Sometimes a patent holder will seem to wait for a company to start making some serious money, then pounce with a lawsuit, instead of seeking out a royalty agreement early on. By waiting, the victim will have more money to confiscate.


Withholding tax
The law that says you get taxed before you get your paycheck, of course, means that if you work for a corporation, you will be a good little taxpaying citizen. Not to mention, most people overpay their tax, and get a "refund", which makes some people happy. What a joke. You just loaned your money to the IRS interest free. And if you underpay and have to pay a balance by April 15, you will likely have to pay a fine, and interest.

Can you imagine what would happen today, if instead of being taxed automatically, people had to write a check every month to the IRS? They would probably suddenly realize just how much the government takes in taxes and there would be a taxpayer revolt.

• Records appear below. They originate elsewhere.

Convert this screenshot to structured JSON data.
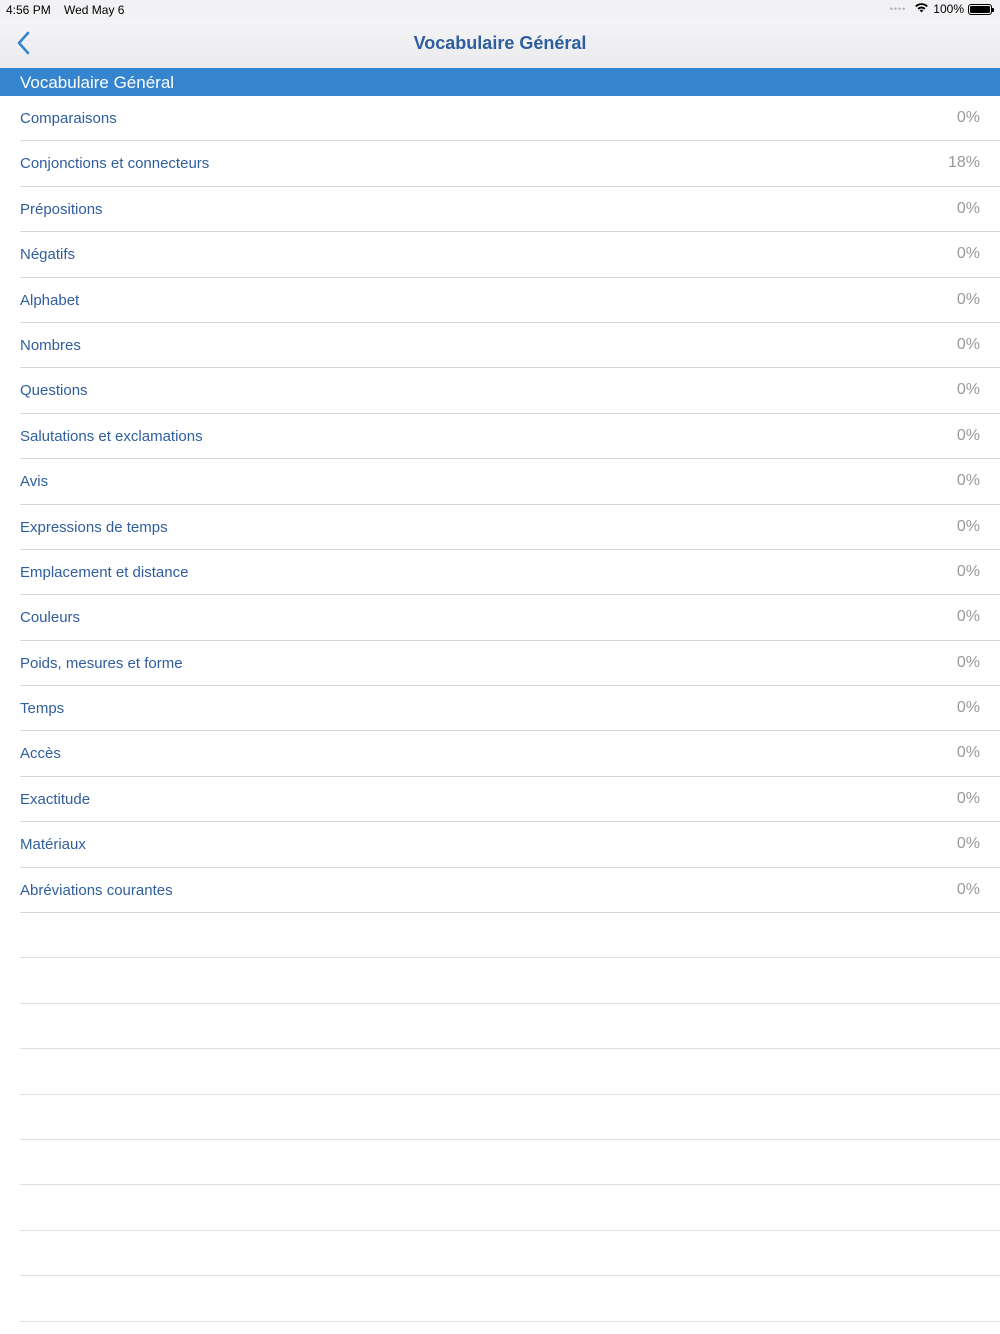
{
  "status_bar": {
    "time": "4:56 PM",
    "date": "Wed May 6",
    "battery_text": "100%",
    "icons": [
      "signal-dots-icon",
      "wifi-icon",
      "battery-icon"
    ]
  },
  "nav": {
    "title": "Vocabulaire Général",
    "back_icon": "chevron-left-icon"
  },
  "section": {
    "title": "Vocabulaire Général"
  },
  "items": [
    {
      "label": "Comparaisons",
      "value": "0%"
    },
    {
      "label": "Conjonctions et connecteurs",
      "value": "18%"
    },
    {
      "label": "Prépositions",
      "value": "0%"
    },
    {
      "label": "Négatifs",
      "value": "0%"
    },
    {
      "label": "Alphabet",
      "value": "0%"
    },
    {
      "label": "Nombres",
      "value": "0%"
    },
    {
      "label": "Questions",
      "value": "0%"
    },
    {
      "label": "Salutations et exclamations",
      "value": "0%"
    },
    {
      "label": "Avis",
      "value": "0%"
    },
    {
      "label": "Expressions de temps",
      "value": "0%"
    },
    {
      "label": "Emplacement et distance",
      "value": "0%"
    },
    {
      "label": "Couleurs",
      "value": "0%"
    },
    {
      "label": "Poids, mesures et forme",
      "value": "0%"
    },
    {
      "label": "Temps",
      "value": "0%"
    },
    {
      "label": "Accès",
      "value": "0%"
    },
    {
      "label": "Exactitude",
      "value": "0%"
    },
    {
      "label": "Matériaux",
      "value": "0%"
    },
    {
      "label": "Abréviations courantes",
      "value": "0%"
    }
  ],
  "colors": {
    "accent": "#3584d0",
    "title_text": "#2f5e9e",
    "value_text": "#9a9a9e"
  }
}
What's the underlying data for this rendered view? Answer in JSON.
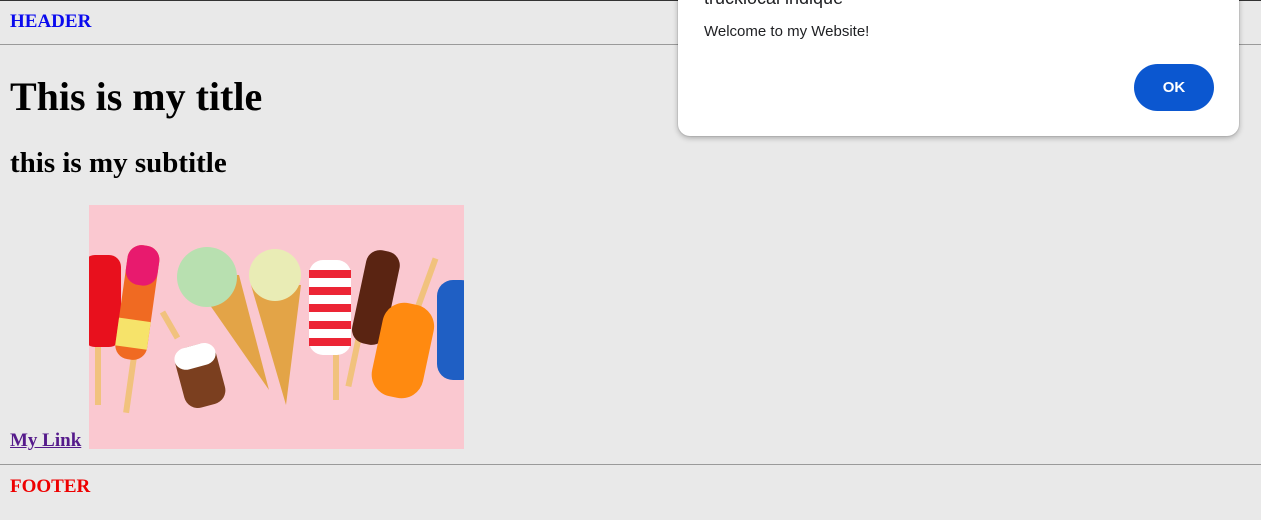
{
  "page": {
    "header": "HEADER",
    "title": "This is my title",
    "subtitle": "this is my subtitle",
    "link_text": "My Link",
    "footer": "FOOTER"
  },
  "dialog": {
    "origin": "truckiocal indique",
    "message": "Welcome to my Website!",
    "ok_label": "OK"
  },
  "image": {
    "subject": "ice-creams-and-popsicles"
  },
  "colors": {
    "background": "#e9e9e9",
    "header": "#0a0aee",
    "footer": "#ee0000",
    "link": "#551a8b",
    "ok_button": "#0b57d0"
  }
}
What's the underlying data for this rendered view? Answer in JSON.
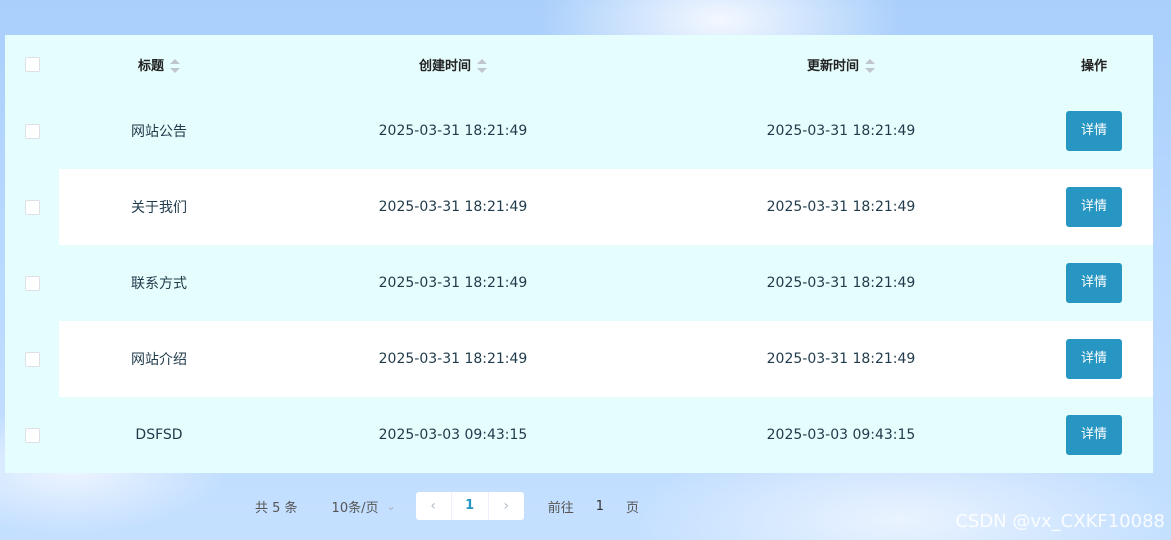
{
  "table": {
    "headers": {
      "title": "标题",
      "created": "创建时间",
      "updated": "更新时间",
      "action": "操作"
    },
    "rows": [
      {
        "title": "网站公告",
        "created": "2025-03-31 18:21:49",
        "updated": "2025-03-31 18:21:49",
        "action": "详情"
      },
      {
        "title": "关于我们",
        "created": "2025-03-31 18:21:49",
        "updated": "2025-03-31 18:21:49",
        "action": "详情"
      },
      {
        "title": "联系方式",
        "created": "2025-03-31 18:21:49",
        "updated": "2025-03-31 18:21:49",
        "action": "详情"
      },
      {
        "title": "网站介绍",
        "created": "2025-03-31 18:21:49",
        "updated": "2025-03-31 18:21:49",
        "action": "详情"
      },
      {
        "title": "DSFSD",
        "created": "2025-03-03 09:43:15",
        "updated": "2025-03-03 09:43:15",
        "action": "详情"
      }
    ]
  },
  "pagination": {
    "total": "共 5 条",
    "page_size": "10条/页",
    "prev_icon": "‹",
    "current_page": "1",
    "next_icon": "›",
    "goto_label": "前往",
    "goto_value": "1",
    "page_suffix": "页"
  },
  "watermark": "CSDN @vx_CXKF10088",
  "colors": {
    "table_bg": "#e6fdfd",
    "button": "#2896c3"
  }
}
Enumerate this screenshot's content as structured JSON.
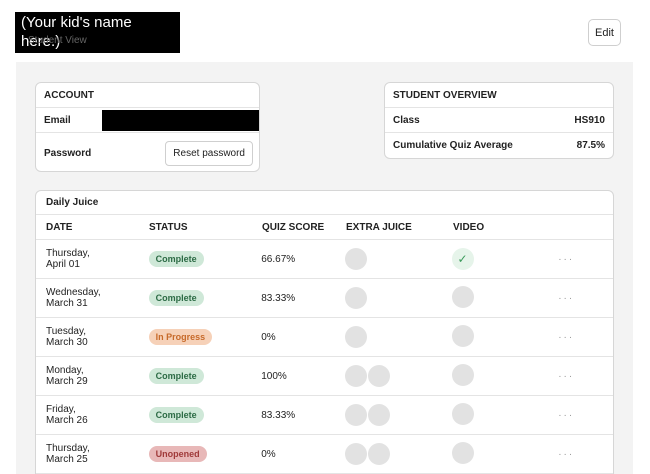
{
  "header": {
    "kid_name": "(Your kid's name here.)",
    "subtitle": "Student View",
    "edit_label": "Edit"
  },
  "account": {
    "title": "ACCOUNT",
    "email_label": "Email",
    "password_label": "Password",
    "reset_label": "Reset password"
  },
  "overview": {
    "title": "STUDENT OVERVIEW",
    "class_label": "Class",
    "class_value": "HS910",
    "avg_label": "Cumulative Quiz Average",
    "avg_value": "87.5%"
  },
  "juice": {
    "title": "Daily Juice",
    "columns": [
      "DATE",
      "STATUS",
      "QUIZ SCORE",
      "EXTRA JUICE",
      "VIDEO"
    ],
    "rows": [
      {
        "day": "Thursday,",
        "date": "April 01",
        "status": "Complete",
        "score": "66.67%",
        "extra_dots": 1,
        "video": "check"
      },
      {
        "day": "Wednesday,",
        "date": "March 31",
        "status": "Complete",
        "score": "83.33%",
        "extra_dots": 1,
        "video": "dot"
      },
      {
        "day": "Tuesday,",
        "date": "March 30",
        "status": "In Progress",
        "score": "0%",
        "extra_dots": 1,
        "video": "dot"
      },
      {
        "day": "Monday,",
        "date": "March 29",
        "status": "Complete",
        "score": "100%",
        "extra_dots": 2,
        "video": "dot"
      },
      {
        "day": "Friday,",
        "date": "March 26",
        "status": "Complete",
        "score": "83.33%",
        "extra_dots": 2,
        "video": "dot"
      },
      {
        "day": "Thursday,",
        "date": "March 25",
        "status": "Unopened",
        "score": "0%",
        "extra_dots": 2,
        "video": "dot"
      }
    ],
    "more_label": "···"
  }
}
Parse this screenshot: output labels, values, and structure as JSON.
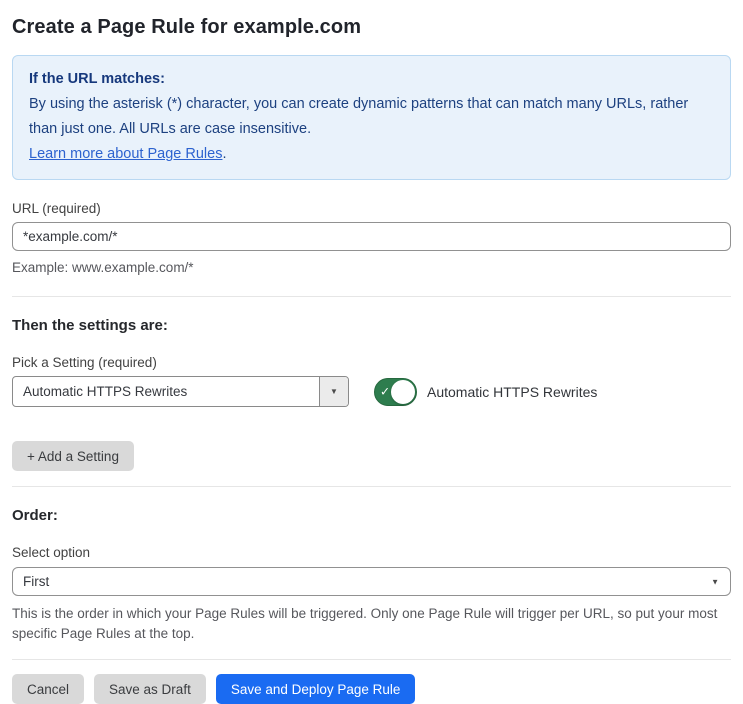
{
  "page": {
    "title": "Create a Page Rule for example.com"
  },
  "info_box": {
    "heading": "If the URL matches:",
    "body": "By using the asterisk (*) character, you can create dynamic patterns that can match many URLs, rather than just one. All URLs are case insensitive.",
    "link_label": "Learn more about Page Rules",
    "link_suffix": "."
  },
  "url_field": {
    "label": "URL (required)",
    "value": "*example.com/*",
    "helper": "Example: www.example.com/*"
  },
  "settings_section": {
    "heading": "Then the settings are:",
    "picker_label": "Pick a Setting (required)",
    "picker_value": "Automatic HTTPS Rewrites",
    "toggle_state": "on",
    "toggle_label": "Automatic HTTPS Rewrites",
    "add_setting_label": "+ Add a Setting"
  },
  "order_section": {
    "heading": "Order:",
    "select_label": "Select option",
    "select_value": "First",
    "helper": "This is the order in which your Page Rules will be triggered. Only one Page Rule will trigger per URL, so put your most specific Page Rules at the top."
  },
  "footer": {
    "cancel_label": "Cancel",
    "save_draft_label": "Save as Draft",
    "save_deploy_label": "Save and Deploy Page Rule"
  },
  "icons": {
    "dropdown_caret": "▼",
    "select_caret": "▼",
    "toggle_check": "✓"
  },
  "colors": {
    "accent_blue": "#1a6bf2",
    "toggle_green": "#2e7d4e",
    "toggle_green_border": "#27693f",
    "info_bg": "#e9f2fb",
    "info_border": "#b9d8f2",
    "info_text": "#1d4180",
    "link_blue": "#2c62cf",
    "divider": "#e6e6e6",
    "field_border": "#919191",
    "gray_btn": "#d9d9d9"
  }
}
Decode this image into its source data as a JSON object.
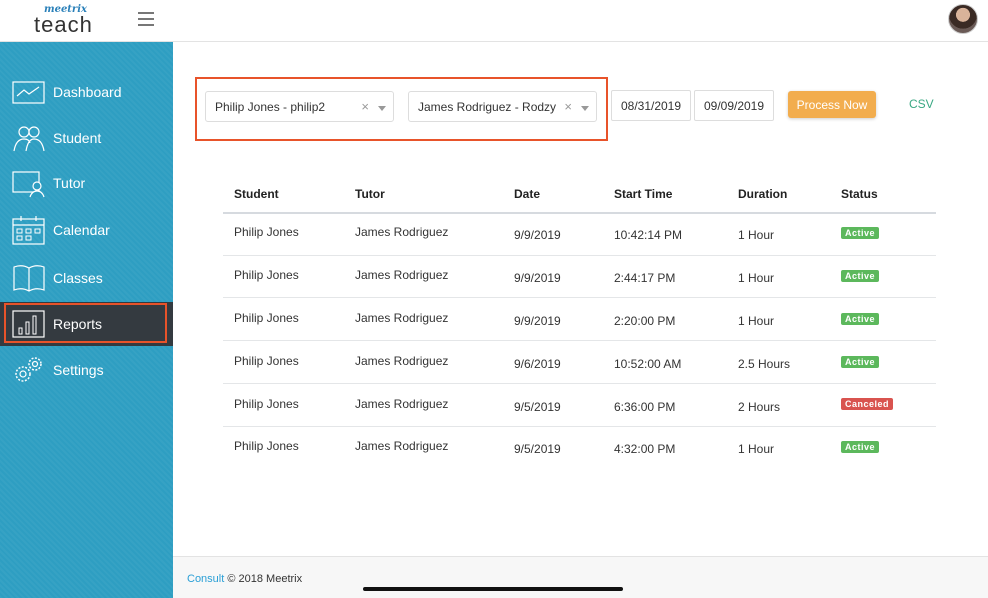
{
  "header": {
    "logo_small": "meetrix",
    "logo_big": "teach"
  },
  "sidebar": {
    "items": [
      {
        "label": "Dashboard",
        "icon": "dashboard-icon"
      },
      {
        "label": "Student",
        "icon": "student-icon"
      },
      {
        "label": "Tutor",
        "icon": "tutor-icon"
      },
      {
        "label": "Calendar",
        "icon": "calendar-icon"
      },
      {
        "label": "Classes",
        "icon": "classes-icon"
      },
      {
        "label": "Reports",
        "icon": "reports-icon",
        "active": true
      },
      {
        "label": "Settings",
        "icon": "settings-icon"
      }
    ]
  },
  "filters": {
    "student": "Philip Jones - philip2",
    "tutor": "James Rodriguez - Rodzy",
    "date_from": "08/31/2019",
    "date_to": "09/09/2019",
    "process_label": "Process Now",
    "csv_label": "CSV"
  },
  "table": {
    "headers": [
      "Student",
      "Tutor",
      "Date",
      "Start Time",
      "Duration",
      "Status"
    ],
    "rows": [
      {
        "student": "Philip Jones",
        "tutor": "James Rodriguez",
        "date": "9/9/2019",
        "start": "10:42:14 PM",
        "duration": "1 Hour",
        "status": "Active"
      },
      {
        "student": "Philip Jones",
        "tutor": "James Rodriguez",
        "date": "9/9/2019",
        "start": "2:44:17 PM",
        "duration": "1 Hour",
        "status": "Active"
      },
      {
        "student": "Philip Jones",
        "tutor": "James Rodriguez",
        "date": "9/9/2019",
        "start": "2:20:00 PM",
        "duration": "1 Hour",
        "status": "Active"
      },
      {
        "student": "Philip Jones",
        "tutor": "James Rodriguez",
        "date": "9/6/2019",
        "start": "10:52:00 AM",
        "duration": "2.5 Hours",
        "status": "Active"
      },
      {
        "student": "Philip Jones",
        "tutor": "James Rodriguez",
        "date": "9/5/2019",
        "start": "6:36:00 PM",
        "duration": "2 Hours",
        "status": "Canceled"
      },
      {
        "student": "Philip Jones",
        "tutor": "James Rodriguez",
        "date": "9/5/2019",
        "start": "4:32:00 PM",
        "duration": "1 Hour",
        "status": "Active"
      }
    ]
  },
  "footer": {
    "link": "Consult",
    "text": " © 2018 Meetrix"
  },
  "colors": {
    "sidebar": "#2e9ec2",
    "accent": "#f2ad4e",
    "highlight": "#e8532a",
    "active_badge": "#5cb85c",
    "canceled_badge": "#d9534f"
  }
}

I'm not saying corporations should be dissolved - they have their place. Witness the technology that's been developed by corporations - such as the Hard Disk Drive, the improvements in Digital Cameras, Microprocessors, and Solid State Memory.

But, this relentless march toward Corporatism must be stopped. Laws being passed that favor corporations at the expense of the consumers and the middle class, must be stopped.

5 comments:

Anonymous said...

I disagree corporations are bad. Hard Disks and other such technology has only made Centralized State and Corporate Control and Regulation more real.

Much of the computer technology innovation is built on war anyway. Corporations like IBM received welfare payments from the government for their research and development during and after the Cold War.

redpillguy said...

I didn't say corporations are bad. I'm saying CORPORATISM is bad. Mussolini has purportedly said that Fascism is more aptly called corporatism. Corporatism is when government and the corporations get in bed together; because power corrupts, that alliance will tend to pass laws and regulations that benefit themselves, usually at the expense of free market competition, and thus the consumer and the middle class.

FSK said...

Actually, corporations are bad. They are artificial creations of an abusive government.

Limited liability corporations allow management to do bad things without accountability or responsibility.

In the example of Enron, suppose management and shareholders were held accountable for the losses? That would encourage more responsible behavior.

redpillguy said...

You are correct. Corporations as they are today, are bad. Lack of accountability is one feature that's bad, another is the way corporations can own stock in another company, as a means of having layers of ownership, in order to hide the true owners and stockholders, is another.

FSK said...

On further reflection, there is another key point you are missing.

It is pointless to say "Laws benefit corporations." A corporation is an abstract entity. You cannot help or hurt an abstract fictional character.

A more accurate statement is "Laws benefit the wealthy people who control corporations." The same wealthy people write the laws and control all large corporations.

Similarly, it is wrong to say "The government raised taxes." It is more accurate to say "The wealthy people who control the government raised taxes." The government is an abstract fictional entity, just like a corporation.